Fig. 2: High-power photomicrograph showing necrotic tissue with large easily foldable fungal profiles, some of which are also visible within the blood vessel leading to angioinvasion (H and E)

The key to improved outcomes is early recognition of the infection which is difficult in these patients. The presence of mucormycosis must be considered especially in unexplained gastrointestinal ulcers, masses, and gangrene. The key to successful therapy is treatment with a combination of amphotercin B and surgical debridement.2 Since the diagnosis of gastrointestinal mucormycosis seems to be increasing even in the immunocompetent individuals, the index of suspicion must remain high.

REFERENCES

1. Jeong W, Keighley C, et al. The epidemiology and clinical manifestations of mucormycosis: a systematic review and meta-analysis of case reports. Clin Microbiol Infect 2019 Jan;25(1):26–34. DOI: 10.1016/j.cmi.2018.07.011.

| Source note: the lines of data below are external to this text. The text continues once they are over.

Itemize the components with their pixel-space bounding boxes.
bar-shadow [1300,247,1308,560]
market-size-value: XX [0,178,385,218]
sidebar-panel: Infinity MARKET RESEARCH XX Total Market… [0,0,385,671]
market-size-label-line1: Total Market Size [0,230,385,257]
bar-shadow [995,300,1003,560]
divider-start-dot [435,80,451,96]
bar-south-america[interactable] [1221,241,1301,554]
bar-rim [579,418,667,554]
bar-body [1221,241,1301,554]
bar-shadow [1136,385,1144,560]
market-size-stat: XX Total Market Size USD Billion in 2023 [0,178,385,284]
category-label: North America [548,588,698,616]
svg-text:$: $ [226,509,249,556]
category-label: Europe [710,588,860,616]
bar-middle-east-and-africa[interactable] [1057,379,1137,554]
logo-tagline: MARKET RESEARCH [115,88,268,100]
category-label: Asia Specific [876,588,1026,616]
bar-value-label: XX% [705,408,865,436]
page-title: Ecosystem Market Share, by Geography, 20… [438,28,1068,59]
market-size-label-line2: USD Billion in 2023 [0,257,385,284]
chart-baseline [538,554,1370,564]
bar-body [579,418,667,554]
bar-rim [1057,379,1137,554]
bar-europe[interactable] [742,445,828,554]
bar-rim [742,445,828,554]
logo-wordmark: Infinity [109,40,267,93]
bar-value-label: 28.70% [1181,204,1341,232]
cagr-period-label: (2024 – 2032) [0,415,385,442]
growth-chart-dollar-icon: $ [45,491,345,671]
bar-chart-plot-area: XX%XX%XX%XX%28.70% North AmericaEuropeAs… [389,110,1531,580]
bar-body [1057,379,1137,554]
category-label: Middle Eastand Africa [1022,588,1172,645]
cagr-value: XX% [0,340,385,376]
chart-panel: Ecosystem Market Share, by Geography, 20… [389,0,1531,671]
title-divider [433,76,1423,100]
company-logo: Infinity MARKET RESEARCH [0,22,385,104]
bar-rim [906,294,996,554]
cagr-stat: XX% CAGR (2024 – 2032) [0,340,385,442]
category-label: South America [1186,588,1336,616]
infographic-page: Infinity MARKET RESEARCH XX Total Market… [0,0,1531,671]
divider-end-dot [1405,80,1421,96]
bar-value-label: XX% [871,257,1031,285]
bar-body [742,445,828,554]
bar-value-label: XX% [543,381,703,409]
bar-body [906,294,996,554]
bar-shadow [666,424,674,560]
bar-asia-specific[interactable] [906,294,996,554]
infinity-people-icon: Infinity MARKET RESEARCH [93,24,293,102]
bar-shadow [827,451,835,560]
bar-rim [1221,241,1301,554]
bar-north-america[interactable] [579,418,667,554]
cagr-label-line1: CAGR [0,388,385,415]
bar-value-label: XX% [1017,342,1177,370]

2. Kaur H, Ghosh A, et al. Gastrointestinal mucormycosis in apparently immunocompetent hosts-A review. Mycoses 2018 Dec;61(12):898–908. DOI: 10.1111/myc.12798.

3. Thomson SR, Bade PG, et al. Gastrointestinal mucormycosis. Br J Surg 1991;78:952–954. DOI: 10.1002/bjs.1800780819.

4. Tietz HJ, Brehmer D, et al. Incidence of endomycoses in the autopsy material of the Berlin Charité Hospital. Mycoses 1998;41 (suppl. 2):81–85. DOI: 10.1111/j.1439-0507.1998.tb00609.x.